Khalid Cherkaoui : «Une mesure historique»

Khalid Cherkaoui : «Une mesure historique»

ALM : Quelles sont vos impressions concernant le projet de loi incriminant la torture ?
Khalid Cherkaoui Semmouni: L’incrimination de la torture est, indéniablement, une mesure historique. D’ailleurs, c’est une demande formulée depuis plusieurs années par les défenseurs des droits de l’Homme marocains et étrangers. Dernièrement, c’est Transparency International et la Fédération internationale des droits de l’Homme qui ont soulevé, dans leurs rapports, la question de l’incrimination de la torture et des réserves marocaines sur certaines dispositions contenues dans la Convention internationale sur la lutte contre la torture.
De quels types de réserves parlez-vous ?
Je pense notamment à la réticence exprimée par le gouvernement marocain concernant les articles 20, 21 et 22 de la Convention internationale sur la lutte contre la torture. Ces articles prévoient la possibilité pour une commission de l’ONU d’effectuer des enquêtes sur le terrain afin de s’assurer de la véracité des informations relatives à la torture. Cette commission est ainsi habilitée à se rendre à l’intérieur des prisons, des commissariats et tous les lieux de détention.
Quel est l’intérêt d’adopter une loi sur l’incrimination de la torture ?
En fait, il faut souligner que l’actuel code pénal demeure très flou quand il s’agit de torture. Cette dernière est pratiquement considérée comme une violence banale. Ce projet de loi donne une définition claire et précise de la torture dont l’objectif est, rappelons-le, de soutirer des aveux et des déclarations de personnes détenues. Cette définition est assez proche de celles contenues dans les Conventions internationales, essentiellement la Convention contre la torture, que le Maroc a bel et bien signée.

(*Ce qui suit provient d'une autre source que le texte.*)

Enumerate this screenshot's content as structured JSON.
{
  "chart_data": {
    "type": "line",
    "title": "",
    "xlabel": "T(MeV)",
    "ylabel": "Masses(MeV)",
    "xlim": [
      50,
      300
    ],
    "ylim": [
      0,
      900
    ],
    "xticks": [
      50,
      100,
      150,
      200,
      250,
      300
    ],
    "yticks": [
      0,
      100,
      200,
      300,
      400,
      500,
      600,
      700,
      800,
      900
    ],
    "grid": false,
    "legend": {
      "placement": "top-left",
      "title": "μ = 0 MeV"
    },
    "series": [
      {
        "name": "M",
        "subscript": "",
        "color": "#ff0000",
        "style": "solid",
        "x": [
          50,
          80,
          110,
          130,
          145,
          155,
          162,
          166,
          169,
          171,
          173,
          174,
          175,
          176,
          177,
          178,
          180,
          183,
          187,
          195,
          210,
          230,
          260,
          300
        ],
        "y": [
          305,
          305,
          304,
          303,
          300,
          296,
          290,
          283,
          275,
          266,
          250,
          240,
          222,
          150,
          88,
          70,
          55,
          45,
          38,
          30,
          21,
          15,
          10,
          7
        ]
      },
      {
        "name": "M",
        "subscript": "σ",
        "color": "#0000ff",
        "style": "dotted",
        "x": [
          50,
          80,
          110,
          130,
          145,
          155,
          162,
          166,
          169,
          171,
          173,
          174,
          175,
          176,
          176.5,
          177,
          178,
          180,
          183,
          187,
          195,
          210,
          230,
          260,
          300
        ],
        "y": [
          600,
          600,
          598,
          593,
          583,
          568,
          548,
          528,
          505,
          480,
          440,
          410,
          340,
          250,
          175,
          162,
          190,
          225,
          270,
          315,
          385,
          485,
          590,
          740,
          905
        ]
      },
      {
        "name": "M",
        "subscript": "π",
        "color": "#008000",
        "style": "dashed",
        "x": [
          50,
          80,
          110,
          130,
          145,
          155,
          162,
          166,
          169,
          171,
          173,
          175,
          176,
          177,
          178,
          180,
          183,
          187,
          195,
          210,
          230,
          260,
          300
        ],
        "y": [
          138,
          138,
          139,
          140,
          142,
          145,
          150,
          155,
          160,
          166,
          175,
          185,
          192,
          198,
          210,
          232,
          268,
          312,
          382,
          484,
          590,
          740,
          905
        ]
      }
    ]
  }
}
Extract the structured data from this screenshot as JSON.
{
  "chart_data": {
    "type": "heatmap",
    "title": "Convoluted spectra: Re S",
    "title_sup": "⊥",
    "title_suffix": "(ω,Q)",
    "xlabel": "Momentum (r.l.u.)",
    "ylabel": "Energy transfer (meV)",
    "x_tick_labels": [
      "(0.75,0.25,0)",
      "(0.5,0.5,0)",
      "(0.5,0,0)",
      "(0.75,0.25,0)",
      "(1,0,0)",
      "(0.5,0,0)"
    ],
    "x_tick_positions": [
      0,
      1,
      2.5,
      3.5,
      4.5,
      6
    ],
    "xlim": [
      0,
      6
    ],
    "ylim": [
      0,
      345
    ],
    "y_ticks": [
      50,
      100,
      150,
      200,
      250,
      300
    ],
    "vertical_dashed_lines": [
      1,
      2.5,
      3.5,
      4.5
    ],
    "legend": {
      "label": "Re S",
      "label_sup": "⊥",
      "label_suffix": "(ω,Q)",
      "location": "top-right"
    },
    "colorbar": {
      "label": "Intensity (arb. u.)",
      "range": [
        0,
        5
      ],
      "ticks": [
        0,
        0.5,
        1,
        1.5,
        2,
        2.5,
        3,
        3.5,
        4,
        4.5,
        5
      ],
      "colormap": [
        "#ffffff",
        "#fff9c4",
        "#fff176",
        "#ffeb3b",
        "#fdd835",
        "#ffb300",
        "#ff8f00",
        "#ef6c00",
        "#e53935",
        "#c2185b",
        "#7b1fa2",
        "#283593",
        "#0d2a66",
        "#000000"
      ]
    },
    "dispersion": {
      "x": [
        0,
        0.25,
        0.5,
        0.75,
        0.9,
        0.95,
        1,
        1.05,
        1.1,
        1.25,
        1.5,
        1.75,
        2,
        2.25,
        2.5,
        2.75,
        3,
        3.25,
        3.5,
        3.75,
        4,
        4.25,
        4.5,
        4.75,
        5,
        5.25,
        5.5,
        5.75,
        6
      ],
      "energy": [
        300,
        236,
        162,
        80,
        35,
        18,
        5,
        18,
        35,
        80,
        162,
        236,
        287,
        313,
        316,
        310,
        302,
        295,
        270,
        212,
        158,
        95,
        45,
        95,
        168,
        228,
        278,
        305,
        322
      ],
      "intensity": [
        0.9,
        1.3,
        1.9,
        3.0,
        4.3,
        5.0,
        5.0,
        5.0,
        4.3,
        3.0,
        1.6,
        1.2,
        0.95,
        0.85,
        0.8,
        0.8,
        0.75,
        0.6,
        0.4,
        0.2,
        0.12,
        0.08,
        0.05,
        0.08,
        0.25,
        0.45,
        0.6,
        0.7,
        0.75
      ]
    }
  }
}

En somme, vous pensez que la simple adoption de ce projet de loi est une victoire en soi ?
C’est une avancée indéniable qui aura des conséquences positives sur le Maroc. Par ce projet de loi, nous mettons la loi au-dessus de toutes les autres considérations. L’Espagne a donné l’exemple sur ce point lors de l’enquête sur les attentats du 11 mars. Je tiens à souligner que pour combattre le terrorisme, il ne suffit pas de mettre l’accent sur les aspects purement sécuritaires. Les côtés économique et social sont aussi importants, sinon plus, que le sécuritaire.
Selon vous, quels sont les facteurs à l’origine de l’élaboration de ce projet de loi ?
A mon avis, il y a deux raisons principales : premièrement, le rapport de la Fédération internationale des droits de l’Homme, il y a quelques mois, qui a mis l’index sur les violations des droits de l’Homme après le 16 mai. Lors d’une rencontre entre l’ancien ministre des Droits de l’Homme, Mohamed Aujjar, et une commission de l’Onu chargée de la lutte contre la torture, des remarques virulentes ont été faites à l’égard du Maroc. A cette occasion, Aujjar a annoncé la volonté du Maroc de lever toutes les réserves concernant l’application de la Convention sur la lutte contre la torture.
Deuxième facteur important: le dernier rapport d’Amnesty International qui a mentionné l’existence d’un lieu de détention secret à Témara.
Le Parlement marocain s’est contenté du rôle de spectateur. Qu’en pensez-vous ?
Malheureusement, en dépit du fait que le Parlement a le droit de déposer des propositions de lois, le rôle de cette institution reste très limité. L’action législative donne la priorité aux projets de lois, déposés par le gouvernement. En d’autres termes, si l’Exécutif s’oppose à une proposition de loi, elle n’a pratiquement aucune chance d’être adoptée. Le changement vient donc du gouvernement et j’entend par cela le sommet de la pyramide de l’Etat. Ceci dit, le Parlement est doublement coupable. Il n’a joué son rôle, ni en matière de propositions de lois, ni en matière de contrôle de l’action gouvernementale.
Pourquoi l’action gouvernementale ?
Pour la simple raison que le gouvernement est comptable des violations commises par les agents des forces de l’ordre. A aucun moment, les parlementaires n’ont soulevé la question de la torture dans le cadre des enquêtes sur les actes criminels du 16 mai 2003.
Le CCDH, par contre, l’a soulevée dans son dernier rapport. N’a-t-il pas joué un rôle dans l’élaboration de ce projet de loi ?
Effectivement, le dernier rapport du CCDH, malgré les reproches que nous pouvons lui faire, est d’une importance capitale. C’est le premier rapport que nous considérons comme sérieux.
Ceci dit, le CCDH reste tributaire des rapports pas très objectifs que lui envoient les différents ministères. A mon avis, il faut que les membres du CCDH aillent sur le terrain et fassent leurs propres enquêtes.